Against this, the budget sets a gross market borrowing target of Rs5,97,000 crore in 2014-15 fiscal, which more than covers the plan expenditure for the fiscal.
This mean that the borrowing target exceeds the Plan expenditure by Rs42,000 crore.
He said the current account deficit (CAD) will be contained at $45 billion and the fiscal deficit at 4.6 per cent of GDP.
On the other hand, Chidambaram said the country's forex kitty will see an addition of $15 billion during the fiscal.
''Our objectives were fiscal consolidation, reviving growth cycle, and enhancing manufacturing,'' said Chidambaram.
''I can confidently assert that the fiscal deficit is declining, the current account deficit is constrained, inflation is moderated; exchange rate is stable,'' he added.
Finance minister P Chidambaram started his budget speech on Monday amid rowdy scenes in Parliament over the bill for bifurcation of Andhra Pradesh.
The interim budget is being presented at a time when the Indian economy, Asia's third-largest, is facing its worst slowdown in nearly a decade, with shrinking manufacturing, slower jobs growth and high inflation.

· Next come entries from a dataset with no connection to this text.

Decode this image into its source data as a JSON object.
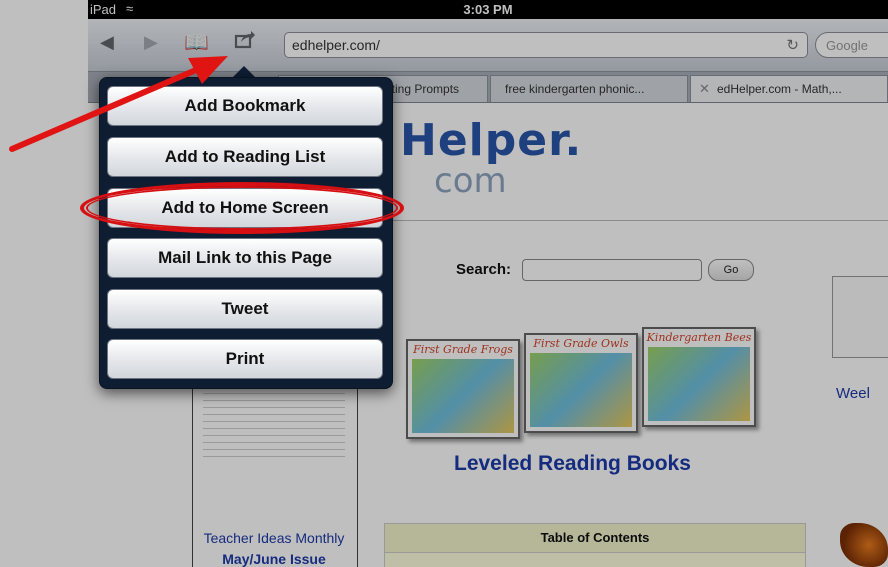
{
  "status_bar": {
    "device": "iPad",
    "time": "3:03 PM"
  },
  "toolbar": {
    "back_icon": "back-arrow-icon",
    "forward_icon": "forward-arrow-icon",
    "bookmarks_icon": "bookmarks-book-icon",
    "share_icon": "share-action-icon",
    "url": "edhelper.com/",
    "reload_icon": "reload-icon",
    "search_placeholder": "Google"
  },
  "tabs": [
    {
      "label": "iting Prompts"
    },
    {
      "label": "free kindergarten phonic..."
    },
    {
      "label": "edHelper.com - Math,..."
    }
  ],
  "share_menu": {
    "items": [
      {
        "label": "Add Bookmark"
      },
      {
        "label": "Add to Reading List"
      },
      {
        "label": "Add to Home Screen"
      },
      {
        "label": "Mail Link to this Page"
      },
      {
        "label": "Tweet"
      },
      {
        "label": "Print"
      }
    ],
    "highlighted_item": "Add to Home Screen",
    "annotation_color": "#d50f12"
  },
  "page": {
    "logo_top": "Helper.",
    "logo_bottom": "com",
    "search_label": "Search:",
    "go_label": "Go",
    "books": [
      {
        "title": "First Grade Frogs"
      },
      {
        "title": "First Grade Owls"
      },
      {
        "title": "Kindergarten Bees"
      }
    ],
    "books_heading": "Leveled Reading Books",
    "teacher_title": "Teacher Ideas Monthly",
    "teacher_issue": "May/June Issue",
    "toc_heading": "Table of Contents",
    "weekly_label": "Weel",
    "link_color": "#1c3aa9"
  }
}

Industrial production in the country has fallen to 0.1 per cent in the first nine months of 2013-14 fiscal year ended 31 December 2013, amidst a decline in manufacturing output.

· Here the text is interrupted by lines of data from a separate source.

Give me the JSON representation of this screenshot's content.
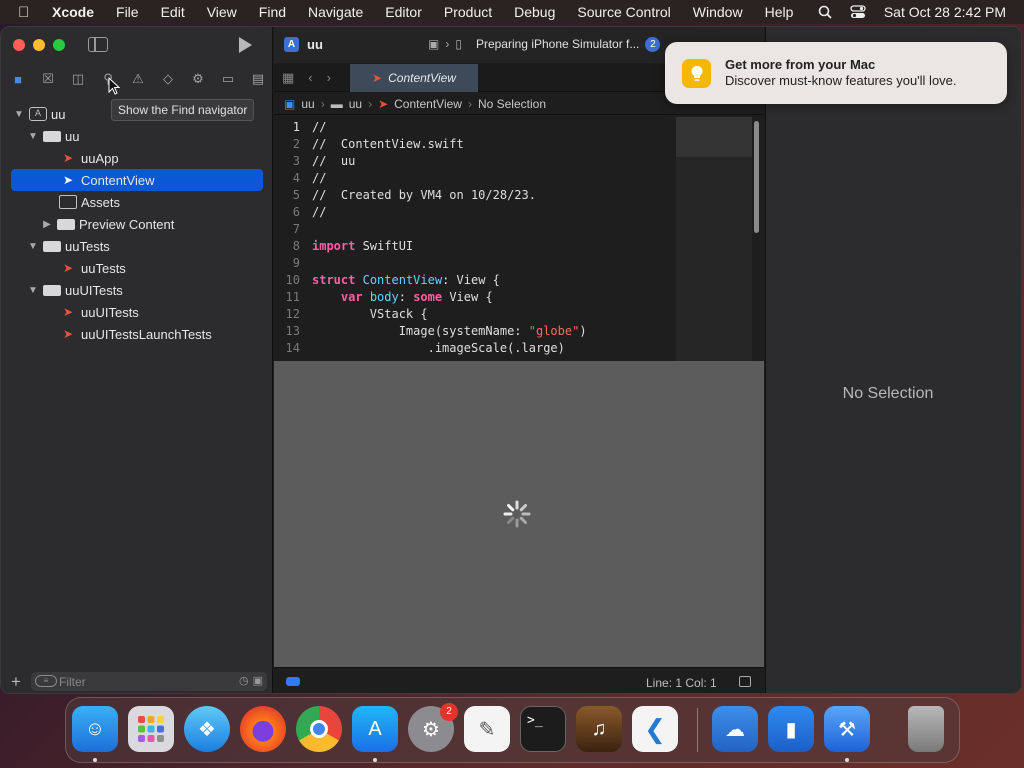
{
  "menubar": {
    "app": "Xcode",
    "items": [
      "File",
      "Edit",
      "View",
      "Find",
      "Navigate",
      "Editor",
      "Product",
      "Debug",
      "Source Control",
      "Window",
      "Help"
    ],
    "clock": "Sat Oct 28  2:42 PM"
  },
  "toolbar": {
    "project": "uu",
    "status": "Preparing iPhone Simulator f...",
    "status_badge": "2"
  },
  "tooltip": "Show the Find navigator",
  "navigator": {
    "tree": [
      {
        "label": "uu",
        "level": 0,
        "type": "project",
        "expanded": true
      },
      {
        "label": "uu",
        "level": 1,
        "type": "folder",
        "expanded": true
      },
      {
        "label": "uuApp",
        "level": 2,
        "type": "swift"
      },
      {
        "label": "ContentView",
        "level": 2,
        "type": "swift",
        "selected": true
      },
      {
        "label": "Assets",
        "level": 2,
        "type": "assets"
      },
      {
        "label": "Preview Content",
        "level": 2,
        "type": "folder",
        "expanded": false
      },
      {
        "label": "uuTests",
        "level": 1,
        "type": "folder",
        "expanded": true
      },
      {
        "label": "uuTests",
        "level": 2,
        "type": "swift"
      },
      {
        "label": "uuUITests",
        "level": 1,
        "type": "folder",
        "expanded": true
      },
      {
        "label": "uuUITests",
        "level": 2,
        "type": "swift"
      },
      {
        "label": "uuUITestsLaunchTests",
        "level": 2,
        "type": "swift"
      }
    ],
    "filter_placeholder": "Filter"
  },
  "editor": {
    "tab": "ContentView",
    "breadcrumb": [
      "uu",
      "uu",
      "ContentView",
      "No Selection"
    ],
    "code": [
      {
        "n": "1",
        "t": "//",
        "k": "cm"
      },
      {
        "n": "2",
        "t": "//  ContentView.swift",
        "k": "cm"
      },
      {
        "n": "3",
        "t": "//  uu",
        "k": "cm"
      },
      {
        "n": "4",
        "t": "//",
        "k": "cm"
      },
      {
        "n": "5",
        "t": "//  Created by VM4 on 10/28/23.",
        "k": "cm"
      },
      {
        "n": "6",
        "t": "//",
        "k": "cm"
      },
      {
        "n": "7",
        "t": "",
        "k": "cm"
      },
      {
        "n": "8",
        "t": "import SwiftUI",
        "k": "import"
      },
      {
        "n": "9",
        "t": "",
        "k": "cm"
      },
      {
        "n": "10",
        "t": "struct ContentView: View {",
        "k": "struct"
      },
      {
        "n": "11",
        "t": "    var body: some View {",
        "k": "var"
      },
      {
        "n": "12",
        "t": "        VStack {",
        "k": "plain"
      },
      {
        "n": "13",
        "t": "            Image(systemName: \"globe\")",
        "k": "image"
      },
      {
        "n": "14",
        "t": "                .imageScale(.large)",
        "k": "plain"
      }
    ],
    "cursor_position": "Line: 1  Col: 1"
  },
  "inspector": {
    "empty_label": "No Selection"
  },
  "notification": {
    "title": "Get more from your Mac",
    "body": "Discover must-know features you'll love."
  },
  "dock": {
    "apps": [
      "Finder",
      "Launchpad",
      "Safari",
      "Firefox",
      "Chrome",
      "App Store",
      "System Settings",
      "TextEdit",
      "Terminal",
      "GarageBand",
      "Visual Studio Code",
      "Weather",
      "Keynote",
      "Xcode",
      "Trash"
    ],
    "settings_badge": "2"
  }
}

Auto sales that had seen high growth over the past few years, have declined by about 5 per cent in 2013.
The interim budget for the fiscal 2014-15 will cover expenditure until the government's term ends in May. The full budget for 2014-15 will be presented by the new government in June-July.

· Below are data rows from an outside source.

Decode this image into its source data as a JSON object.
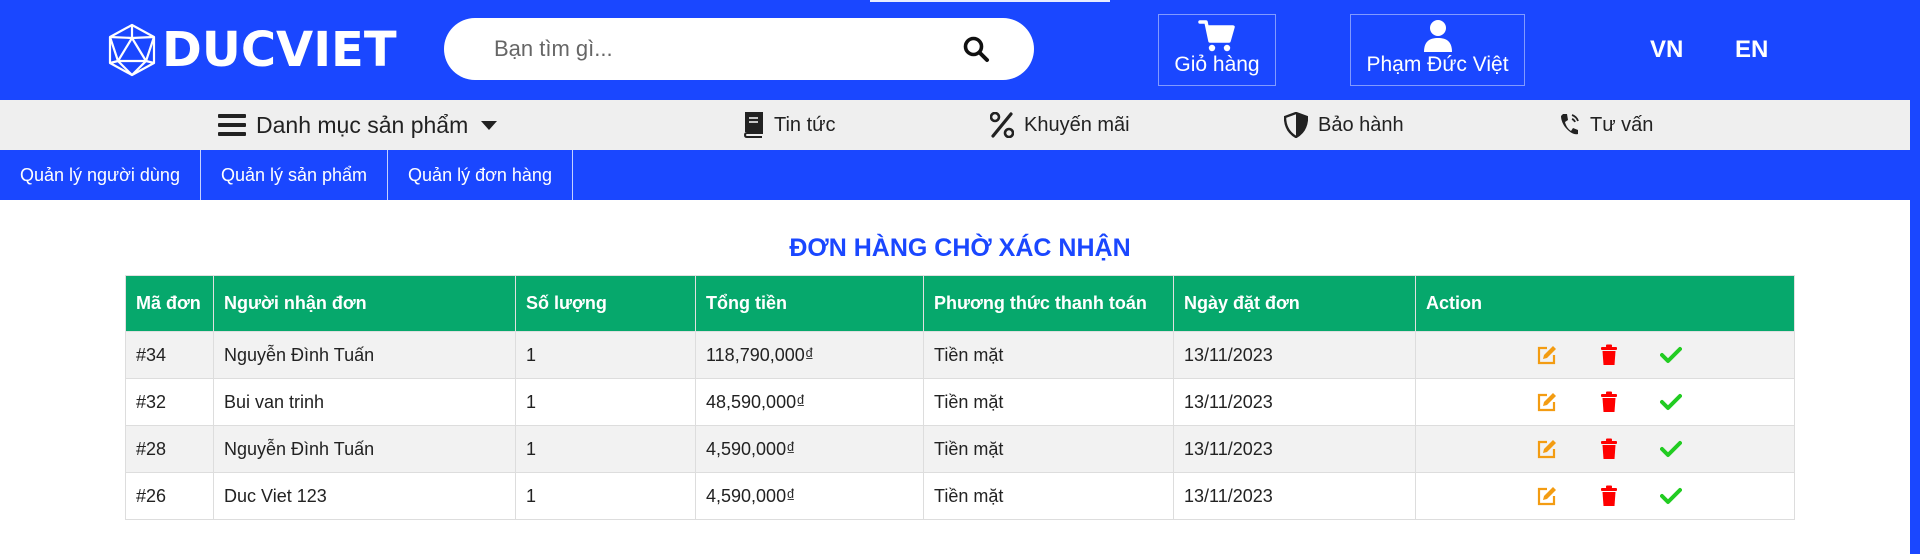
{
  "header": {
    "logo_text": "DUCVIET",
    "search_placeholder": "Bạn tìm gì...",
    "cart_label": "Giỏ hàng",
    "user_label": "Phạm Đức Việt",
    "lang_vn": "VN",
    "lang_en": "EN"
  },
  "category_nav": {
    "menu_label": "Danh mục sản phẩm",
    "items": [
      {
        "label": "Tin tức",
        "icon": "book-icon"
      },
      {
        "label": "Khuyến mãi",
        "icon": "percent-icon"
      },
      {
        "label": "Bảo hành",
        "icon": "shield-icon"
      },
      {
        "label": "Tư vấn",
        "icon": "phone-icon"
      }
    ]
  },
  "admin_nav": {
    "tabs": [
      "Quản lý người dùng",
      "Quản lý sản phẩm",
      "Quản lý đơn hàng"
    ]
  },
  "main": {
    "title": "ĐƠN HÀNG CHỜ XÁC NHẬN",
    "columns": [
      "Mã đơn",
      "Người nhận đơn",
      "Số lượng",
      "Tổng tiền",
      "Phương thức thanh toán",
      "Ngày đặt đơn",
      "Action"
    ],
    "rows": [
      {
        "id": "#34",
        "receiver": "Nguyễn Đình Tuấn",
        "qty": "1",
        "total": "118,790,000₫",
        "payment": "Tiền mặt",
        "date": "13/11/2023"
      },
      {
        "id": "#32",
        "receiver": "Bui van trinh",
        "qty": "1",
        "total": "48,590,000₫",
        "payment": "Tiền mặt",
        "date": "13/11/2023"
      },
      {
        "id": "#28",
        "receiver": "Nguyễn Đình Tuấn",
        "qty": "1",
        "total": "4,590,000₫",
        "payment": "Tiền mặt",
        "date": "13/11/2023"
      },
      {
        "id": "#26",
        "receiver": "Duc Viet 123",
        "qty": "1",
        "total": "4,590,000₫",
        "payment": "Tiền mặt",
        "date": "13/11/2023"
      }
    ]
  },
  "colors": {
    "brand_blue": "#1a47ff",
    "table_header_green": "#06a86c",
    "edit_orange": "#f39c12",
    "delete_red": "#ff0000",
    "confirm_green": "#22cc22"
  }
}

Highlights of the Interim Budget
- Plan expenditure for 2014-15 seen at same level as in the previous year
- Non-plan spending estimated at about Rs12,70,000 crore in 2014-15
- Fiscal consolidation main aim
- FY'14 GDP growth seen at 4.9 per cent
- GDP growth in Q3, Q4 FY14 seen at 5.2 per cent
- Fiscal deficit for FY 2013-14 to be contained at 4.6 per cent of GDP
- Current account deficit to be contained at $45 billion
- Forex kitty to swell by $15 billion
- Agriculture GDP growth estimated at 4.6 per cent
- Food grain production stands at 263 million tonnes
- Agricultural credit in FY14 seen at Rs7.35 lakh crore against Rs7 lakh crore target
- Even after the slowdown the savings rate was 31 per cent in 2012-13
- Investment rate to be higher at 34.8% against savings rate of 30.1 per cent
- No steep decline in investment except in mining and manufacturing
- PSU capex seen at Rs2,60,000 crore in FY 14
- Slowdown in manufacturing sector a worry
- Food inflation worrying but falling
- Govt, RBI working in tandem to contain inflation
- Exports have recovered sharply
- Exports pegged at $326 bn; up 6.4 per cent
- Agricultural exports expected to touch $45 billion in 2013-14, up from $41 billion in 2012-13
- Food production estimated at 263 million tonnes
- Rupee still under pressure
- Govt taking several measures to encourage capital inflows
- Economy in better shape than two years ago
- Aims to create 1 million jobs
- Gross market borrowing seen at Rs5,97,000 crore in 2014-15
- Net market borrowing at Rs4,07,000 crore
- Debt repayment in 2014-15 seen at Rs1,89,700 crore
- Ways and means advances for 2014-15 estimated at Rs10,000 crore
Key Achievements of UPA I and UPA II
- Cabinet panel cleared 296 projects by end of January
- Eased rules governing infra projects' funding
- 7 new airports under construction
- Food Security Act ensures food to 67 per cent of population
- 29350 MW power capacity added
- 3343 km on new rail tracks added
- 19 oil blocks given out for exploration
- Several steps being taken to promote medium and small manufacturing units
Chidambaram said the risks to capital flows have accentuated due to global volatile conditions, which in turn brought the rupee under pressure.
He said India' growth should be seen in the light of the slowdown in global economic growth to around 3 per cent.
India one of the few countries that kept head above water during turbulent economic times, he said, adding that the objective is to revive growth cycle and enhancing manufacturing.
However, he said, nothing would be done that would affect the foundation of the country's economy.
He said the country is not facing any threat of ratings downgrade from agencies.